Archive for September 16th, 2008

La Piaggia Beach Club, South Beach – Miami

Tuesday, September 16th, 2008

La Piaggia Beach Club
1000 South Pointe Drive
South Beach  Florida 33139
Tel. 1 (305) 674 0647
Website: www.lapiaggiabeach.com
Opening Hours: Lunch Mon-Fri 11:30am – 5pm, Sat 11:30am – 6pm, Sun 11:30am – 7pm Bar open until 6 p.m. weekdays, 8 p.m.
Reservations: Required
Parking: Valet
Credit Cards: All Major
Prices: Expensive

La Piaggia may have an Italian name but it is French down to the core due to the influence of Robert Pascal, French restaurateur who brought St. Tropez’s La Voile Rouge to Miami. Although, VR didn’t cut it, this new operation is definitely the trendy spot to be seen these days.
It is situated at the end of Miami Beach, facing Fisher Island; the popular beach club is below the towering Murano Grande condos complex. A St. Tropez style bar and outdoor restaurant with brightly colored yellow-and-orange canopies, yellow beach furniture interspersed with white to calm it down and flashy orange umbrellas to heat it up. There are plenty of knockout model-types strutting around the sandy floor and lots of male celebrities ogling them, including an appearance by Bill Clinton, who was certainly not there to hunt for truffles.
Speaking of food, the menu here is very interesting aside from the obligatory pasta choices you can find some very authentic and well prepared French dishes. Especially interesting; Les Moules Marinières   $ 21.50; Fresh Mussels, White Wine and Cream, served with French Fries; La Nicoise   $ 17.50 Boston Lettuce, Tuna, Potato, Egg, Olive, Cucumber, Green Pepper, Green Beans With Fresh Tuna   $ 24.50; La Salade de Lentilles   $ 9.00 Lentils with Onion, Parsley, Pancetta and Vinaigrette; La Chin Chin Salade   $ 16.50; Famous Chinese Chicken Salad;  La Paillarde de Poulet Romana   $16.50; Grilled Escalope of Chicken and French Fries; Le Tartare du Gorille   $19.50; Traditional Tartar Steak with French Fries; L’Onglet aux Echalottes   $23.50; Hanger Steak with Shallots and French Fries; La Tropezienne   $ 10.00 The Famous Tart from St. Tropez
I have included prices, which usually I do not because of upward fluctuation, only to show that there are some items that are moderately priced, but please note that they will change as time goes on.

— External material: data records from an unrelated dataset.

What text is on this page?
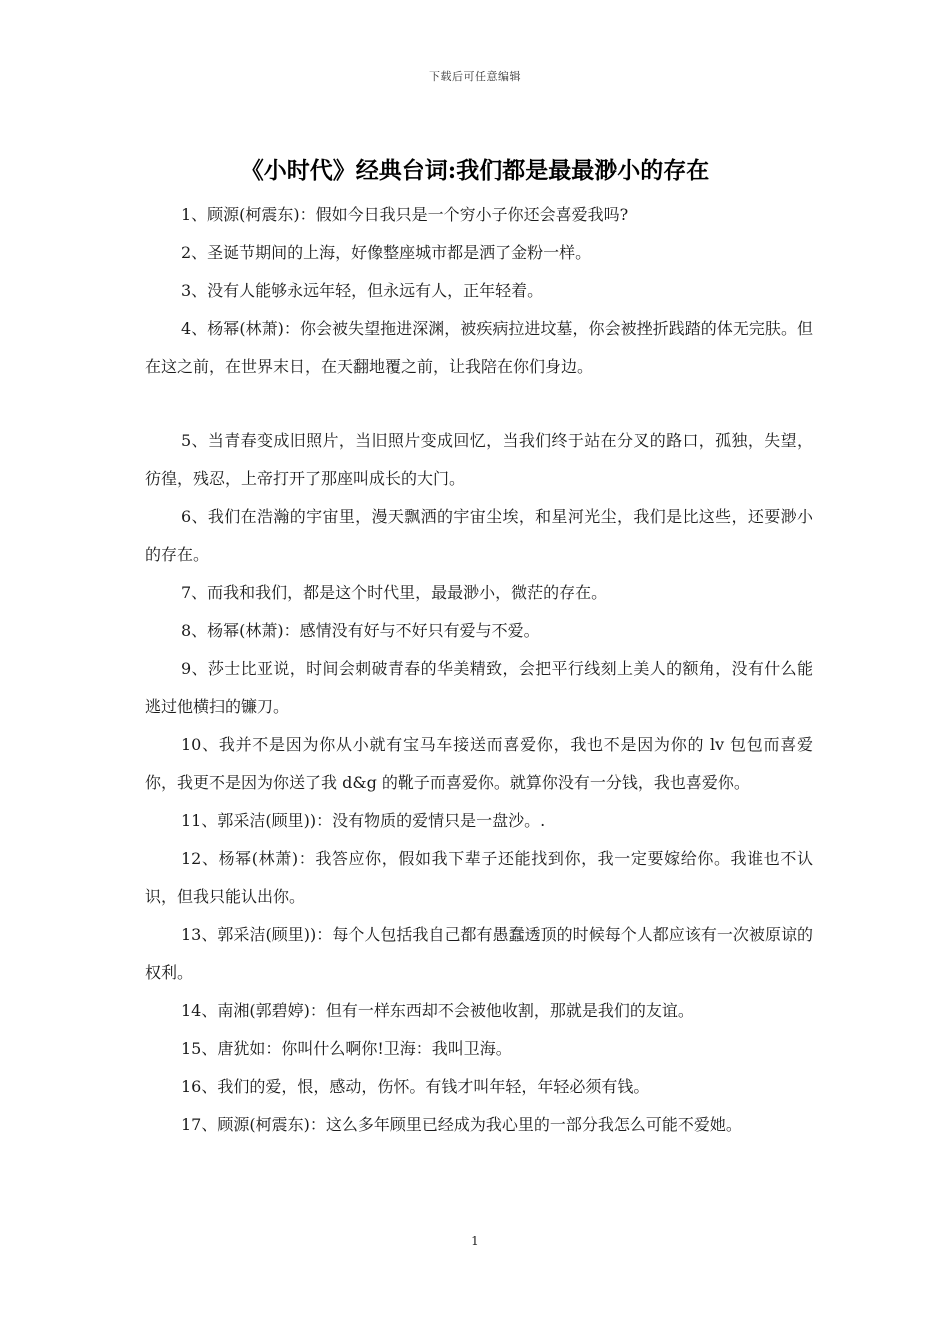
下载后可任意编辑
《小时代》经典台词:我们都是最最渺小的存在

1、顾源(柯震东)：假如今日我只是一个穷小子你还会喜爱我吗?

2、圣诞节期间的上海，好像整座城市都是洒了金粉一样。

3、没有人能够永远年轻，但永远有人，正年轻着。

4、杨幂(林萧)：你会被失望拖进深渊，被疾病拉进坟墓，你会被挫折践踏的体无完肤。但在这之前，在世界末日，在天翻地覆之前，让我陪在你们身边。

5、当青春变成旧照片，当旧照片变成回忆，当我们终于站在分叉的路口，孤独，失望，彷徨，残忍，上帝打开了那座叫成长的大门。

6、我们在浩瀚的宇宙里，漫天飘洒的宇宙尘埃，和星河光尘，我们是比这些，还要渺小的存在。

7、而我和我们，都是这个时代里，最最渺小，微茫的存在。

8、杨幂(林萧)：感情没有好与不好只有爱与不爱。

9、莎士比亚说，时间会刺破青春的华美精致，会把平行线刻上美人的额角，没有什么能逃过他横扫的镰刀。

10、我并不是因为你从小就有宝马车接送而喜爱你，我也不是因为你的 lv 包包而喜爱你，我更不是因为你送了我 d&g 的靴子而喜爱你。就算你没有一分钱，我也喜爱你。

11、郭采洁(顾里))：没有物质的爱情只是一盘沙。.

12、杨幂(林萧)：我答应你，假如我下辈子还能找到你，我一定要嫁给你。我谁也不认识，但我只能认出你。

13、郭采洁(顾里))：每个人包括我自己都有愚蠢透顶的时候每个人都应该有一次被原谅的权利。

14、南湘(郭碧婷)：但有一样东西却不会被他收割，那就是我们的友谊。

15、唐犹如：你叫什么啊你!卫海：我叫卫海。

16、我们的爱，恨，感动，伤怀。有钱才叫年轻，年轻必须有钱。

17、顾源(柯震东)：这么多年顾里已经成为我心里的一部分我怎么可能不爱她。

1
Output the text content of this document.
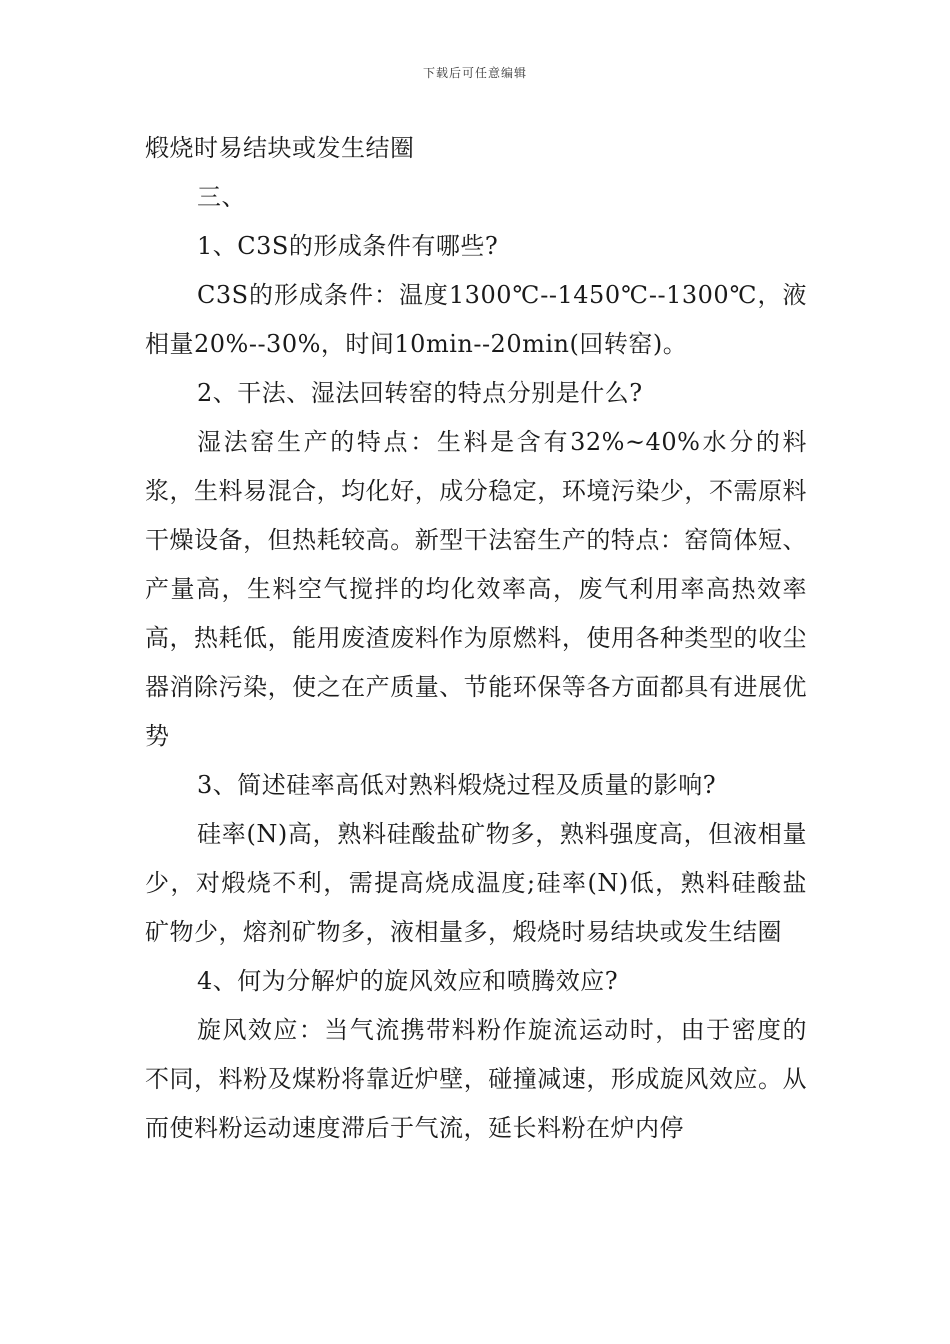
下载后可任意编辑

煅烧时易结块或发生结圈

三、

1、C3S的形成条件有哪些?

C3S的形成条件：温度1300℃--1450℃--1300℃，液相量20%--30%，时间10min--20min(回转窑)。

2、干法、湿法回转窑的特点分别是什么?

湿法窑生产的特点：生料是含有32%~40%水分的料浆，生料易混合，均化好，成分稳定，环境污染少，不需原料干燥设备，但热耗较高。新型干法窑生产的特点：窑筒体短、产量高，生料空气搅拌的均化效率高，废气利用率高热效率高，热耗低，能用废渣废料作为原燃料，使用各种类型的收尘器消除污染，使之在产质量、节能环保等各方面都具有进展优势

3、简述硅率高低对熟料煅烧过程及质量的影响?

硅率(N)高，熟料硅酸盐矿物多，熟料强度高，但液相量少，对煅烧不利，需提高烧成温度;硅率(N)低，熟料硅酸盐矿物少，熔剂矿物多，液相量多，煅烧时易结块或发生结圈

4、何为分解炉的旋风效应和喷腾效应?

旋风效应：当气流携带料粉作旋流运动时，由于密度的不同，料粉及煤粉将靠近炉壁，碰撞减速，形成旋风效应。从而使料粉运动速度滞后于气流，延长料粉在炉内停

Le Beaulieu, Hill-Lodge – Chiang Mai, Thailand

Tuesday, September 16th, 2008

140 M.5 T.Banpong Hangdong Chiangmai
Tel: (053) 365-011 to 12
Fax: (053) 365-060
Mobile: (084) 042-6594, (081) 948-3748
Website: www.hill-lodge.com
Credit Cards: All Major
Prices: Moderate-Expensive

Chalaluck Bunnag’s boutique Hill-Lodge is nestled in a beautiful location in the mountains above Chiang Mai at 600 meters elevation and has 4 spacious villas and 2 luxury suites. It is about a 30 – 40 minute drive (27 kilometers) from Chiang Mai to arrive at Hill Lodge.
Le Beaulieu’s dining room is covered with a roof but is open-air with a bar and service area tucked inside; it was delightful to have dinner in the mountains and the temperature was absolutely perfect. The cuisine is in the same league as the Herve FrerardLe Beaulieu standard, as a sous-chef from the Bangkok branch is in the kitchen. The restaurant is in the process of re-vamping the wine list although Le Rime Pinot Grigio/Chardonnay is a good wine to order presently.


Spago – Beverly Hills

Tuesday, September 16th, 2008

176 N Canon Dr
Beverly Hills, CA 90210
Tel. (310) 385-0880
Website: www.wolfgangpuck.com
Opening Hours:
Lunch: 11:30am – 2:15pm, Monday – Friday
Noon – 2:30pm, Saturday
Dinner: 5:30pm – 10pm, Sunday – Thursday
5:30pm – 11pm, Friday & Saturday
Credit Cards: All Major
Prices: Expensive

I began to dine at Spago from its very beginning when it was located on the “Sunset Strip” and I go even farther back with Wolfgang Puck, to the days when he was the chef at Patrick Terrail’s very successful Ma Maison Restaurant on Melrose Blvd. Patrick was having a hard time when he first opened to find a good chef. I happened to be there one evening when he had a big problem because he had no chef and to make it worse a full house, and among the guests, two of Los Angeles’ top restaurant critics and Patrick had no other choice then to cook himself. His problems in that department ended when he found Wolfgang Puck.
While Wolfgang was working at Ma Maison he met former A&M Records receptionist, Barbara Lazaroff whom he married. The two were a good team, Wolf as an excellent chef with proper French training and Barbara a born promoter with a keen sense of business acumen.
They eventually put together a formula that was startling at the time, an incongruous mix that fell somewhere between Alice Waters Chez Panisse and Prego in San Francisco. It became an instant success with the film business power brokers. Irving “Swifty” Lazar was famous for throwing his post Academy Awards parties that began at Romanoffs and moved on to the Bistro Gardens and finally Spago until his death in 1993.
A few years ago they moved Spago from the premises on Sunset to the former Bistro Gardens location on Canon Drive; it necessitated closing down the entire street to deliver a huge olive tree for the patio, which replaced the row of poplar trees that previously lined the terrace.
Wolf told me it takes him anywhere from 45 to 90 minutes to complete the rounds of all the tables in the dining room at Spago, Beverly Hills, chatting with this table and joking and laughing with another.
The cooking still remains good and Wolfgang is dedicated to Spago, so much so, that when he returned from his wedding and honeymoon in Capri to Gelila Assefa, he still turned up at Spago to greet the Saturday night crowd, even though he must have been exhausted.